Öhm, ich glaub Du verwechselst  da grad nen büschen was... Die MS Klaus Peter liegt meines Wissens auch in Heiligenhafen... Du meinst sicherlich die MS Peter 2!?!?.. Die liegt nämlich in Travemünde...


----------



## Wulli (22. August 2006)

*AW: Kutterangeln in/um Grömitz?*



dorschjaeger75 schrieb:


> Moin Moin djoerni!!
> Öhm, ich glaub Du verwechselst  da grad nen büschen was... Die MS Klaus Peter liegt meines Wissens auch in Heiligenhafen... Du meinst sicherlich die MS Peter 2!?!?.. Die liegt nämlich in Travemünde...



Moin,

genau! Die Peter2 ist meiner Meinung nach eines der besten Schiffe. Du hast kurze Fahrzeiten im Gegensatz zu den Schiffen in HH, die teilweise bis zu 2h fahren, bevor Du das erste Mal angeln kannst. 
Du solltest aber auf jeden Fall vorher bei Peter anrufen, manchmal hat er auch Vollcharter. Plätze kannst Du bei Ihm leider nicht reservieren, deswegen ist es gut, wenn du früh da bist, wenn Du einen Platz im Bug oder Heck haben willst.

Wulli


----------



## djoerni (22. August 2006)

*AW: Kutterangeln in/um Grömitz?*

au backe!!! #q #q #q 
muss mich entschuldigen!!! danke für die berichtigung! Natürlich fährt die *MS PETER2* von travemünde. und die *MS KLAUS-PETER* von HH. ich gebe euch aber recht das die peter2 einer der besten kudder an der ostsee ist. meiner meinung nach absolut nicht mit der klaus-peter zu vergleichen.

gruß jörn


----------



## Goettinger (22. August 2006)

*AW: Kutterangeln in/um Grömitz?*

danke euch für die antworten!
@Wulli
Lass mich raten..wenn ich da morgens aufschlage hängt die halbe reling wahrscheinlich schon voll mit ruten, oder? 

@dorschjäger75 
Heiltown klingt gut..da war ich auch lange nicht mehr..

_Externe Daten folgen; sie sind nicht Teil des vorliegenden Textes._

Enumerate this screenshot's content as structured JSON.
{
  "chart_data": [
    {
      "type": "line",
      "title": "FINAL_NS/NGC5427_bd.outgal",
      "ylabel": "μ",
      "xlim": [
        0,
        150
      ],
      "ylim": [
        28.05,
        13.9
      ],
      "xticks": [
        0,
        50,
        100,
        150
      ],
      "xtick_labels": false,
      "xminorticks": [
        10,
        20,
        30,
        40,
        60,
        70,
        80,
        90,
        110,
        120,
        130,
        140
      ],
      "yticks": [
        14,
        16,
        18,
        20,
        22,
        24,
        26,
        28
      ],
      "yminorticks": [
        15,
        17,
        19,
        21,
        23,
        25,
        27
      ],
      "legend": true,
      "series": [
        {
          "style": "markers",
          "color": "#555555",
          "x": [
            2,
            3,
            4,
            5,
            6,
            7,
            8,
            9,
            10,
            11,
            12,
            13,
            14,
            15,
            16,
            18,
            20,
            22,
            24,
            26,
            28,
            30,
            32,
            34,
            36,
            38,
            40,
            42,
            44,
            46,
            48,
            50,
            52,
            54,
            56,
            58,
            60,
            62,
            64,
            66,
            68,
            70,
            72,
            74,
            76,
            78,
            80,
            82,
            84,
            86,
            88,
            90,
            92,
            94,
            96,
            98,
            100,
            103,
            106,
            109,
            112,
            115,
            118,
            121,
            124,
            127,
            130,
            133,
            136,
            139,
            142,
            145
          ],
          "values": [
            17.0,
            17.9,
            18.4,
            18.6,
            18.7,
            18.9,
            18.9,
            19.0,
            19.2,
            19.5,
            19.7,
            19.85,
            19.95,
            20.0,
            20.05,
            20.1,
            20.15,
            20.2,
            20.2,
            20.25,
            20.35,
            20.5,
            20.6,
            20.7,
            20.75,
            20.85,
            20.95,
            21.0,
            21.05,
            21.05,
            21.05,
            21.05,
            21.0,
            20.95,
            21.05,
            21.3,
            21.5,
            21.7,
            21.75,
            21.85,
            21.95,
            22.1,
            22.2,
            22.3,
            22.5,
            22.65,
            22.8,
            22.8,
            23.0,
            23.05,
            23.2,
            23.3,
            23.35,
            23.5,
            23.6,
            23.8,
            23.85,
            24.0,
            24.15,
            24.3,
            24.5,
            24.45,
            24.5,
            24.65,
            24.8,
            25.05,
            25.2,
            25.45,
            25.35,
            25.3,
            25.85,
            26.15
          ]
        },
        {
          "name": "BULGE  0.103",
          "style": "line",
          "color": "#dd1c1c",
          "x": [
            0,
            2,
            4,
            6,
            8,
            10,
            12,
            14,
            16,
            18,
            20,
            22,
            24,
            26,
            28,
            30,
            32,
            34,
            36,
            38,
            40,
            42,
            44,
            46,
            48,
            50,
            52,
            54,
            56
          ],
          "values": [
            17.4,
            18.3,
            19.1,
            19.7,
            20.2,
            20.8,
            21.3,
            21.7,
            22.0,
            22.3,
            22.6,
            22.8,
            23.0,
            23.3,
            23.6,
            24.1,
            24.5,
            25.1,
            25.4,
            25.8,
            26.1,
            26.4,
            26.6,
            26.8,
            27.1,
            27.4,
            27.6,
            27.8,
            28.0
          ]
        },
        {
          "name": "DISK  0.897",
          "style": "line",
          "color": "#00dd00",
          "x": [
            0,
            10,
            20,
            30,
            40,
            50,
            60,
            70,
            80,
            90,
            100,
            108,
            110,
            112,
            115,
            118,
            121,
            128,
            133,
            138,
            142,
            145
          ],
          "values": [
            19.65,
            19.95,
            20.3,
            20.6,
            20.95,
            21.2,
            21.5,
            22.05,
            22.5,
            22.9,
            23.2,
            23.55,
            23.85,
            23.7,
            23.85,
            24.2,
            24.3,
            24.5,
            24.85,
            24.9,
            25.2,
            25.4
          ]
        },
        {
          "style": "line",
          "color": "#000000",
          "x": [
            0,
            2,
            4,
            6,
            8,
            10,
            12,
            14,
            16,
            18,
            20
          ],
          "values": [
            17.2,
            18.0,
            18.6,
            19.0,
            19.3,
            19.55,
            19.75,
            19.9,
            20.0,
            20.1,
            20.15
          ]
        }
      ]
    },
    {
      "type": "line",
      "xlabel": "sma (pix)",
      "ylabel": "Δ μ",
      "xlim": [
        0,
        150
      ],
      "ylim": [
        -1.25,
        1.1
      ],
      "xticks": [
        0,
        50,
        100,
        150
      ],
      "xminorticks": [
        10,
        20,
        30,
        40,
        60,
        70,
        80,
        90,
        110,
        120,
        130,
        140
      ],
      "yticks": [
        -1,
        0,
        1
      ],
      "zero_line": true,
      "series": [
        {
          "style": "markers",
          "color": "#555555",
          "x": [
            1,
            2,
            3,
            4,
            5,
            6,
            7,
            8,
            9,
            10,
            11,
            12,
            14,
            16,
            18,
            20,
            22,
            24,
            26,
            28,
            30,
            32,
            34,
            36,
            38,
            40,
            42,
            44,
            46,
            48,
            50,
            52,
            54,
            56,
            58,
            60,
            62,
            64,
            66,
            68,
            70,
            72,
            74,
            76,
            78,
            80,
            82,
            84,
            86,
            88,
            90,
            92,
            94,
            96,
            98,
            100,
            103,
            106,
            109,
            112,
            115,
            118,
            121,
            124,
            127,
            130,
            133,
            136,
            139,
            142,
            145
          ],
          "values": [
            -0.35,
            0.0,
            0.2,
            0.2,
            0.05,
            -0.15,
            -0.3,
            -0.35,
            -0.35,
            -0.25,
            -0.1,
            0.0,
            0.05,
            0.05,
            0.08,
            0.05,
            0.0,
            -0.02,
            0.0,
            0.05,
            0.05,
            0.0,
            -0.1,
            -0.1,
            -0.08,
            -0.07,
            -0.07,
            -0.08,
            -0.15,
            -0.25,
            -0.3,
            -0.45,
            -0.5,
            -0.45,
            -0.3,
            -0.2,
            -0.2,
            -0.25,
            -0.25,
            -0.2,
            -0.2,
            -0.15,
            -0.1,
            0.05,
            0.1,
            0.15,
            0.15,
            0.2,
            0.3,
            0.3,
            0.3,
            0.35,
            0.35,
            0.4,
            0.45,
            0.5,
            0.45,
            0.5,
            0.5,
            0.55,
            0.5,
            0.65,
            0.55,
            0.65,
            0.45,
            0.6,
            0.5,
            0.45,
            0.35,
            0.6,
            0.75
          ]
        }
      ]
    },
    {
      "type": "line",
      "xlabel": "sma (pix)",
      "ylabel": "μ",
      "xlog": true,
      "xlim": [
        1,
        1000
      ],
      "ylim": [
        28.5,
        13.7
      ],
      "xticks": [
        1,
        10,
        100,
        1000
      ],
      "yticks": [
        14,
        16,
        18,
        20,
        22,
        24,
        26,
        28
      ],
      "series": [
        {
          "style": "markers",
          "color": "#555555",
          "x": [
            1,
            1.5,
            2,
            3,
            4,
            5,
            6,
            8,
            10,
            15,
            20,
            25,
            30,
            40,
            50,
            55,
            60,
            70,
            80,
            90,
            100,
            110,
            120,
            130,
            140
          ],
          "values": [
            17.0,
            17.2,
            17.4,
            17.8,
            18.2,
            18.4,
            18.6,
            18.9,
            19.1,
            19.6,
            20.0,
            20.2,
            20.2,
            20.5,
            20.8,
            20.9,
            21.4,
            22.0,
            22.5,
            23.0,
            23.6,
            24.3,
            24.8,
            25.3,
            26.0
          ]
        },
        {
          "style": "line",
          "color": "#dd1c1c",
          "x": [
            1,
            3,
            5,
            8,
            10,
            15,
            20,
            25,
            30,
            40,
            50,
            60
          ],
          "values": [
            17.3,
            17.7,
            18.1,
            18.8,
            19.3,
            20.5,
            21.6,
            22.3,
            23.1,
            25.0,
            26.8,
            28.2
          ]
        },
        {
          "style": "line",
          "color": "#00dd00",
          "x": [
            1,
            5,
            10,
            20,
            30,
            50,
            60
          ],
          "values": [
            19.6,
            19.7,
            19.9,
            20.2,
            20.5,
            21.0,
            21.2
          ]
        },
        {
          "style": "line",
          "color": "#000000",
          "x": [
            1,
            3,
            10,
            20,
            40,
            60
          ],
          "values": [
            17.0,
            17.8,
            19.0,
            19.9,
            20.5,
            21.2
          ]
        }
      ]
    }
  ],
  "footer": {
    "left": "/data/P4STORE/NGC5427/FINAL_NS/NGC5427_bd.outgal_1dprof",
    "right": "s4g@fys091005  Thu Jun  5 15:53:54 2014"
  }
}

was sind denn dort so eure favoriten an kuttern? wurde ja schon einiges im AB zu geschrieben, aber man erkundi9gt sich ja immer mal gerne wieder nach neuen meinungen!


----------



## djoerni (22. August 2006)

*AW: Kutterangeln in/um Grömitz?*

mein persönlicher favorit in hh ist und bleibt die karoline. super service, eine nette crew mit fähigem captain und extrem legger essen. frühstück mit rührei und mittags meistens ein schönes schnitzel oder fischfilet...


----------



## Goettinger (22. August 2006)

*AW: Kutterangeln in/um Grömitz?*

da hab ich auch schon viel gutes von gehört! obwohl ich sagen muss das in dem forum auch viele schlechte meinungen zu diversen kuttern geschrieben werden, was ich z.B. bei der MS Silverland nicht verstehen kann..die crew macht zwar ab und zu mal nen dummen spruch, aber da kontert man dann und alles is in ordnung..unseren fisch hatten wir auf dem kutter auch..


----------



## Wulli (22. August 2006)

*AW: Kutterangeln in/um Grömitz?*



Goettinger schrieb:


> danke euch für die antworten!
> @Wulli
> Lass mich raten..wenn ich da morgens aufschlage hängt die halbe reling wahrscheinlich schon voll mit ruten, oder?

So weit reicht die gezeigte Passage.